The Gut-Brain Axis – Where your big brain meets your little brain

The Gut-Brain Axis – Where your big brain meets your little brain

We often hear the phrase "the gut is the second brain", but what exactly does that mean? While many of us can admit to thinking with our stomachs occasionally, the brain and gut are still two very separate systems with very different functions. What they have in common is the ability to communicate.

Think of your intuition and brain as two familiar friends on the phone.

The gut is a "chatterbox" for two people, and most of the "conversation" is transmitted directly from the gut to the brain, mainly through the vagus nerve.

Now imagine the various ways that the gut and brain communicate, such as hormones, nerves, and immunity, such as phone lines.

To make the conversation a little easier, the gut and brain speak the same language in the form of messenger molecules, such as hormones, neurotransmitters, and cytokines.

What message is sent depends on many factors, including the balance of microbes in the gut.

The gut microbiome sets the ‘tone’:

Because the microbiome plays an important role in coordinating communication between the two systems, the gut-brain axis is now more commonly referred to as the microbiome-gut-brain axis. Think of the microbial balance in the gut as setting the "tone" of the conversation. If the gut flora is balanced according to the owner's needs, the conversation will be filled with "good" messages expressed in a healthy mind and body.

If the gut microbiome is out of balance (aka dysbiosis), the conversation can lead to a "bad mood" on both sides. In other words, both the gut and the brain show signs and symptoms of healthy imbalances, such as digestive discomfort, stress, and mild anxiety.

Supporting the gut-brain axis with a healthy food (and thought) diet:

One of the ways to support microbiome, gut and brain health is through diet.

It's not just about your diet, it's also about your "thinking diet."

Just like food, your thoughts need to be consumed and processed before they can be physically expressed. For example, eating a nutrient-dense diet can help keep your mind and body healthy, while eating a diet rich in junk food does the opposite.[i]  So is your thinking. Excessive consumption of "junk thoughts," such as reading too much negative news, or having frequent negative conversations or arguments, can lead to physical signs of stress and tension. However, quiet rest, meditation, and nature walks can improve health.

Synbiotics to support healthy brain(s) function:

Another way to support the health of the microbiome-gut-brain axis is to supplement with synbiotics. Synbiotics are defined as a combination of probiotics and prebiotics.
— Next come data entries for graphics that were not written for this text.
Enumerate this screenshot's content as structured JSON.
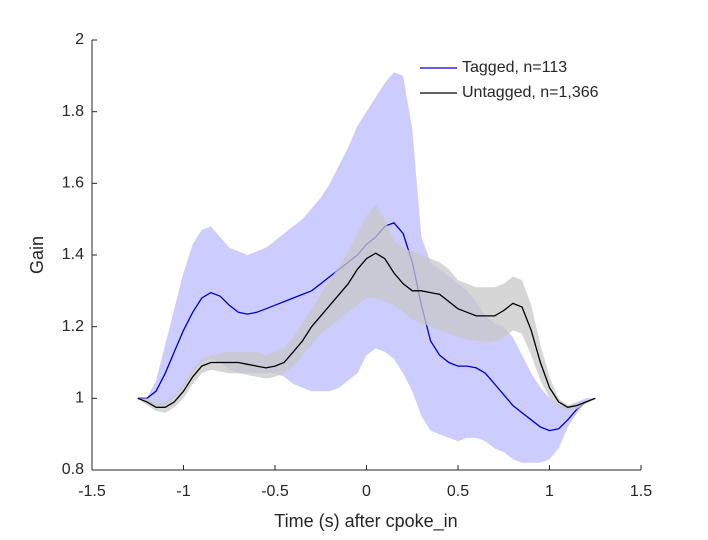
{
  "chart_data": {
    "type": "line",
    "xlabel": "Time (s) after cpoke_in",
    "ylabel": "Gain",
    "x": [
      -1.25,
      -1.2,
      -1.15,
      -1.1,
      -1.05,
      -1.0,
      -0.95,
      -0.9,
      -0.85,
      -0.8,
      -0.75,
      -0.7,
      -0.65,
      -0.6,
      -0.55,
      -0.5,
      -0.45,
      -0.4,
      -0.35,
      -0.3,
      -0.25,
      -0.2,
      -0.15,
      -0.1,
      -0.05,
      0,
      0.05,
      0.1,
      0.15,
      0.2,
      0.25,
      0.3,
      0.35,
      0.4,
      0.45,
      0.5,
      0.55,
      0.6,
      0.65,
      0.7,
      0.75,
      0.8,
      0.85,
      0.9,
      0.95,
      1.0,
      1.05,
      1.1,
      1.15,
      1.2,
      1.25
    ],
    "series": [
      {
        "name": "Tagged, n=113",
        "color": "#0000cc",
        "band_color": "#ccccff",
        "values": [
          1.0,
          1.0,
          1.02,
          1.07,
          1.13,
          1.19,
          1.24,
          1.28,
          1.295,
          1.285,
          1.26,
          1.24,
          1.235,
          1.24,
          1.25,
          1.26,
          1.27,
          1.28,
          1.29,
          1.3,
          1.32,
          1.34,
          1.36,
          1.38,
          1.4,
          1.43,
          1.45,
          1.48,
          1.49,
          1.46,
          1.38,
          1.26,
          1.16,
          1.12,
          1.1,
          1.09,
          1.09,
          1.085,
          1.07,
          1.04,
          1.01,
          0.98,
          0.96,
          0.94,
          0.92,
          0.91,
          0.915,
          0.94,
          0.97,
          0.99,
          1.0
        ],
        "band_upper": [
          1.0,
          1.0,
          1.05,
          1.15,
          1.25,
          1.35,
          1.43,
          1.47,
          1.48,
          1.45,
          1.42,
          1.41,
          1.4,
          1.41,
          1.42,
          1.44,
          1.46,
          1.48,
          1.5,
          1.53,
          1.56,
          1.6,
          1.65,
          1.7,
          1.76,
          1.8,
          1.84,
          1.88,
          1.91,
          1.9,
          1.75,
          1.45,
          1.38,
          1.36,
          1.34,
          1.32,
          1.3,
          1.27,
          1.23,
          1.21,
          1.2,
          1.17,
          1.12,
          1.07,
          1.03,
          1.0,
          0.98,
          0.98,
          0.99,
          1.0,
          1.0
        ],
        "band_lower": [
          1.0,
          0.99,
          0.98,
          0.98,
          1.0,
          1.03,
          1.07,
          1.1,
          1.11,
          1.1,
          1.08,
          1.07,
          1.07,
          1.07,
          1.07,
          1.07,
          1.06,
          1.04,
          1.03,
          1.02,
          1.02,
          1.02,
          1.03,
          1.05,
          1.07,
          1.12,
          1.14,
          1.13,
          1.11,
          1.07,
          1.02,
          0.95,
          0.91,
          0.9,
          0.89,
          0.88,
          0.89,
          0.89,
          0.88,
          0.86,
          0.85,
          0.83,
          0.82,
          0.82,
          0.82,
          0.83,
          0.86,
          0.92,
          0.96,
          0.99,
          1.0
        ]
      },
      {
        "name": "Untagged, n=1,366",
        "color": "#000000",
        "band_color": "#c8c8c8",
        "values": [
          1.0,
          0.99,
          0.975,
          0.975,
          0.99,
          1.02,
          1.06,
          1.09,
          1.1,
          1.1,
          1.1,
          1.1,
          1.095,
          1.09,
          1.085,
          1.09,
          1.1,
          1.13,
          1.16,
          1.2,
          1.23,
          1.26,
          1.29,
          1.32,
          1.36,
          1.39,
          1.405,
          1.39,
          1.35,
          1.32,
          1.3,
          1.3,
          1.295,
          1.29,
          1.27,
          1.25,
          1.24,
          1.23,
          1.23,
          1.23,
          1.245,
          1.265,
          1.255,
          1.19,
          1.1,
          1.03,
          0.99,
          0.975,
          0.98,
          0.99,
          1.0
        ],
        "band_upper": [
          1.0,
          1.0,
          0.985,
          0.99,
          1.005,
          1.04,
          1.08,
          1.11,
          1.12,
          1.125,
          1.13,
          1.13,
          1.13,
          1.13,
          1.12,
          1.13,
          1.14,
          1.17,
          1.21,
          1.25,
          1.29,
          1.33,
          1.37,
          1.41,
          1.46,
          1.51,
          1.54,
          1.5,
          1.44,
          1.42,
          1.41,
          1.4,
          1.39,
          1.38,
          1.36,
          1.33,
          1.32,
          1.31,
          1.31,
          1.31,
          1.32,
          1.34,
          1.33,
          1.26,
          1.15,
          1.06,
          1.0,
          0.98,
          0.985,
          0.995,
          1.0
        ],
        "band_lower": [
          1.0,
          0.98,
          0.965,
          0.96,
          0.975,
          1.0,
          1.04,
          1.07,
          1.08,
          1.075,
          1.07,
          1.07,
          1.065,
          1.06,
          1.055,
          1.06,
          1.07,
          1.09,
          1.12,
          1.15,
          1.18,
          1.2,
          1.22,
          1.24,
          1.26,
          1.28,
          1.28,
          1.27,
          1.26,
          1.24,
          1.22,
          1.21,
          1.2,
          1.19,
          1.18,
          1.17,
          1.165,
          1.16,
          1.155,
          1.16,
          1.17,
          1.19,
          1.18,
          1.12,
          1.05,
          1.0,
          0.975,
          0.965,
          0.97,
          0.985,
          1.0
        ]
      }
    ],
    "xlim": [
      -1.5,
      1.5
    ],
    "xticks": [
      -1.5,
      -1,
      -0.5,
      0,
      0.5,
      1,
      1.5
    ],
    "ylim": [
      0.8,
      2
    ],
    "yticks": [
      0.8,
      1,
      1.2,
      1.4,
      1.6,
      1.8,
      2
    ],
    "legend": "upper right"
  }
}
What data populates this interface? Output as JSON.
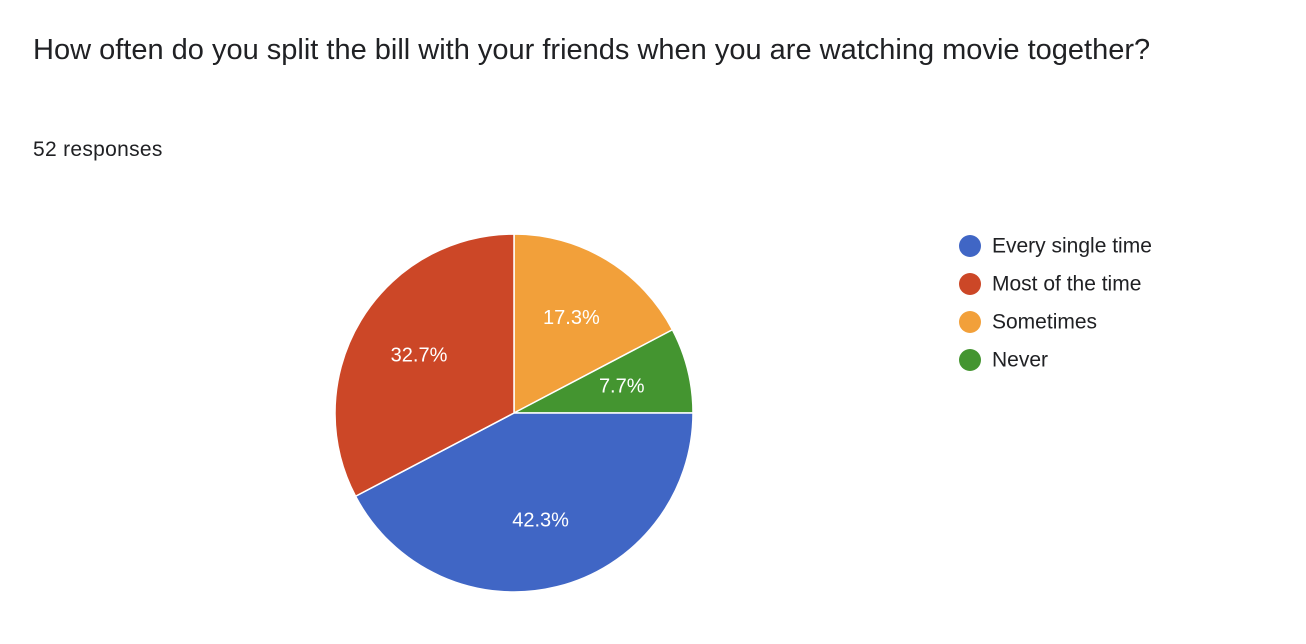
{
  "question": {
    "title": "How often do you split the bill with your friends when you are watching movie together?",
    "responses": "52 responses"
  },
  "chart_data": {
    "type": "pie",
    "title": "",
    "categories": [
      "Every single time",
      "Most of the time",
      "Sometimes",
      "Never"
    ],
    "values": [
      42.3,
      32.7,
      17.3,
      7.7
    ],
    "labels": [
      "42.3%",
      "32.7%",
      "17.3%",
      "7.7%"
    ],
    "colors": [
      "#4066c5",
      "#cc4727",
      "#f2a03a",
      "#449530"
    ],
    "legend_position": "right"
  }
}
Probiotics are live microorganisms that provide health benefits, while prebiotics are food sources that probiotics can utilize.[ii]
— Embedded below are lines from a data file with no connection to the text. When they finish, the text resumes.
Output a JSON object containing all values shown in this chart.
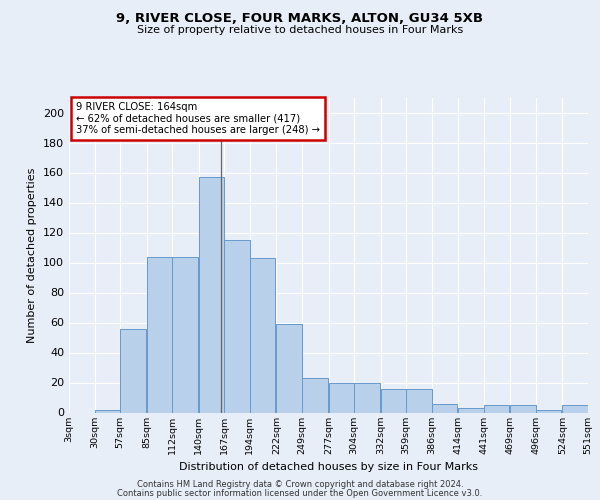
{
  "title1": "9, RIVER CLOSE, FOUR MARKS, ALTON, GU34 5XB",
  "title2": "Size of property relative to detached houses in Four Marks",
  "xlabel": "Distribution of detached houses by size in Four Marks",
  "ylabel": "Number of detached properties",
  "bin_labels": [
    "3sqm",
    "30sqm",
    "57sqm",
    "85sqm",
    "112sqm",
    "140sqm",
    "167sqm",
    "194sqm",
    "222sqm",
    "249sqm",
    "277sqm",
    "304sqm",
    "332sqm",
    "359sqm",
    "386sqm",
    "414sqm",
    "441sqm",
    "469sqm",
    "496sqm",
    "524sqm",
    "551sqm"
  ],
  "bar_values": [
    0,
    2,
    56,
    104,
    104,
    157,
    115,
    103,
    59,
    23,
    20,
    20,
    16,
    16,
    6,
    3,
    5,
    5,
    2,
    5
  ],
  "bin_edges": [
    3,
    30,
    57,
    85,
    112,
    140,
    167,
    194,
    222,
    249,
    277,
    304,
    332,
    359,
    386,
    414,
    441,
    469,
    496,
    524,
    551
  ],
  "bar_color": "#b8d0ea",
  "bar_edge_color": "#6699cc",
  "property_size": 164,
  "property_label": "9 RIVER CLOSE: 164sqm",
  "annotation_line1": "← 62% of detached houses are smaller (417)",
  "annotation_line2": "37% of semi-detached houses are larger (248) →",
  "annotation_box_facecolor": "#ffffff",
  "annotation_box_edgecolor": "#cc0000",
  "footer1": "Contains HM Land Registry data © Crown copyright and database right 2024.",
  "footer2": "Contains public sector information licensed under the Open Government Licence v3.0.",
  "ylim": [
    0,
    210
  ],
  "yticks": [
    0,
    20,
    40,
    60,
    80,
    100,
    120,
    140,
    160,
    180,
    200
  ],
  "bg_color": "#e8eef8",
  "plot_bg_color": "#e8eef8",
  "title1_fontsize": 9.5,
  "title2_fontsize": 8.0
}
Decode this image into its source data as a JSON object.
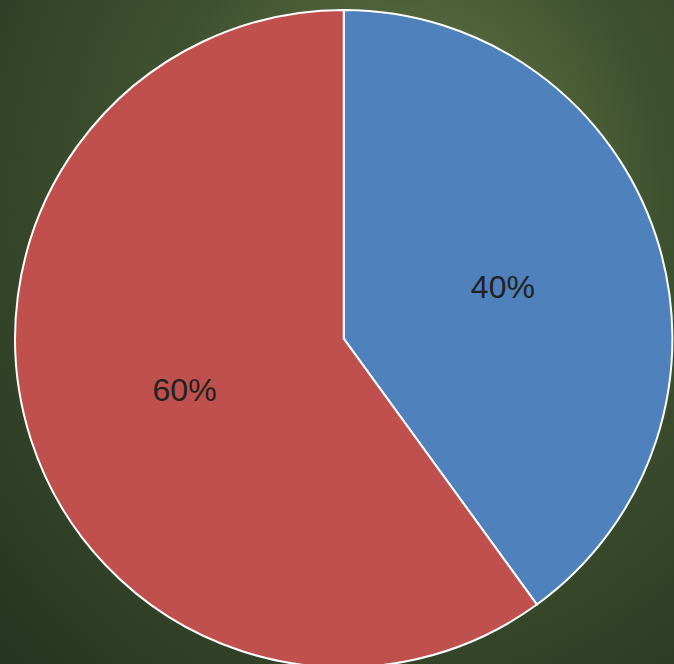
{
  "chart_data": {
    "type": "pie",
    "values": [
      40,
      60
    ],
    "value_labels": [
      "40%",
      "60%"
    ],
    "colors": [
      "#4f81bd",
      "#c0504d"
    ],
    "data_labels": true
  }
}
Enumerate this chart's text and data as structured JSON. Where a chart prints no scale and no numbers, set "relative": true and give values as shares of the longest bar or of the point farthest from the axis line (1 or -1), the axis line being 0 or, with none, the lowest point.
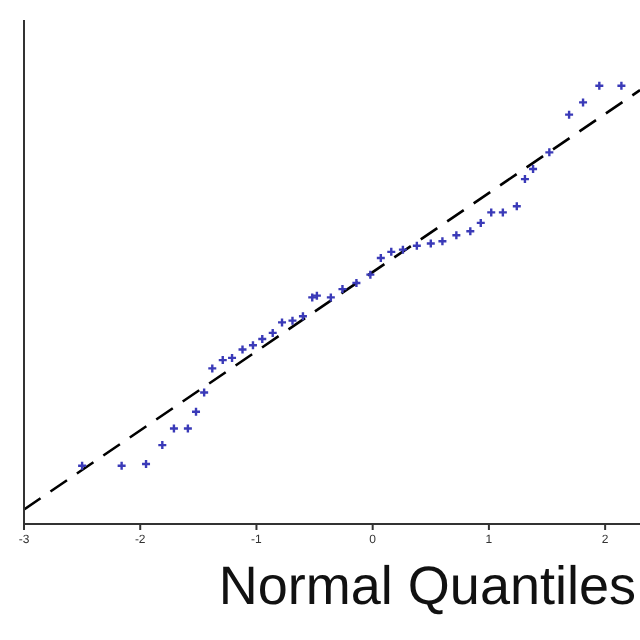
{
  "chart_data": {
    "type": "scatter",
    "xlabel": "Normal Quantiles",
    "relative": true,
    "xlim": [
      -3,
      2.3
    ],
    "xticks": [
      -3,
      -2,
      -1,
      0,
      1,
      2
    ],
    "marker": "cross",
    "grid": false,
    "legend": false,
    "series": [
      {
        "color": "#3a3ab8",
        "x": [
          -2.5,
          -2.16,
          -1.95,
          -1.81,
          -1.71,
          -1.59,
          -1.52,
          -1.45,
          -1.38,
          -1.29,
          -1.21,
          -1.12,
          -1.03,
          -0.95,
          -0.86,
          -0.78,
          -0.69,
          -0.6,
          -0.52,
          -0.48,
          -0.36,
          -0.26,
          -0.14,
          -0.02,
          0.07,
          0.16,
          0.26,
          0.38,
          0.5,
          0.6,
          0.72,
          0.84,
          0.93,
          1.02,
          1.12,
          1.24,
          1.31,
          1.38,
          1.52,
          1.69,
          1.81,
          1.95,
          2.14
        ],
        "values": [
          0.133,
          0.133,
          0.137,
          0.18,
          0.218,
          0.218,
          0.256,
          0.3,
          0.355,
          0.374,
          0.379,
          0.398,
          0.408,
          0.422,
          0.436,
          0.46,
          0.464,
          0.474,
          0.517,
          0.521,
          0.517,
          0.536,
          0.55,
          0.569,
          0.607,
          0.621,
          0.626,
          0.635,
          0.64,
          0.645,
          0.659,
          0.668,
          0.687,
          0.711,
          0.711,
          0.725,
          0.787,
          0.81,
          0.848,
          0.934,
          0.962,
          1,
          1
        ]
      },
      {
        "type": "line",
        "color": "#000000",
        "line_style": "dashed",
        "marker": "none",
        "x": [
          -3,
          2.3
        ],
        "values": [
          0.033,
          0.99
        ]
      }
    ]
  }
}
Certain types of probiotics and prebiotics have been shown to support the gut-brain axis by helping restore beneficial gut bacteria and supporting healthy gastrointestinal, immune, and neurological function. Certain types of probiotics are even starting to show promising results in reducing symptoms of stress and mild anxiety.
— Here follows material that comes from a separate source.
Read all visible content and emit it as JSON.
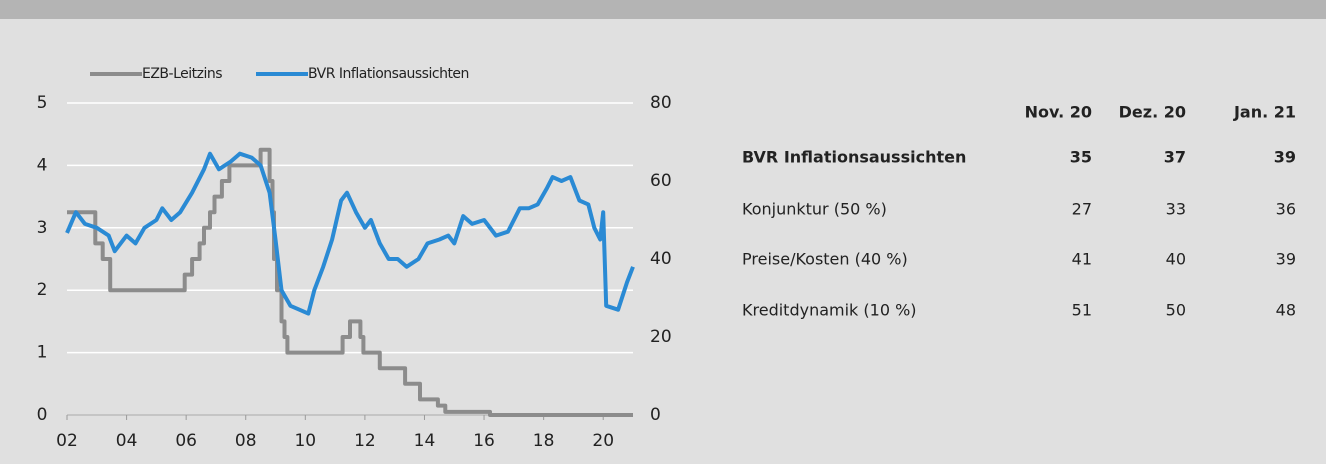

Polyphenols, including those found in herbs such as saffron, act as prebiotics in addition to their own inherited stress-relieving properties.[iii]

We all enjoy a friendly chat!

By understanding the role of the microbiome-gut-brain axis and its importance in health maintenance, we can take better steps to ensure our guts and brains enjoy the health benefits of "friendly conversation" for years to come!

Life-Space Team

If seeking specific advice on supporting your mental or physical health, please consult your health professional.


[i] Taylor AM, Holscher HD. A review of dietary and microbial connections to depression, anxiety, and stress. Nutritional neuroscience. 2020 Mar 3;23(3):237-50.

[ii]Swanson KS, Gibson GR, Hutkins R, Reimer RA, Reid G, Verbeke K, Scott KP, Holscher HD, Azad MB, Delzenne NM, Sanders ME. The International Scientific Association for Probiotics and Prebiotics (ISAPP) consensus statement on the definition and scope of synbiotics. Nature Reviews Gastroenterology & Hepatology. 2020 Nov;17(11):687-701.

[iii] Thilakarathna WW, Langille MG, Rupasinghe HV. Polyphenol-based prebiotics and synbiotics: potential for cancer chemoprevention. Current Opinion in Food Science. 2018 Apr 1;20:51-7.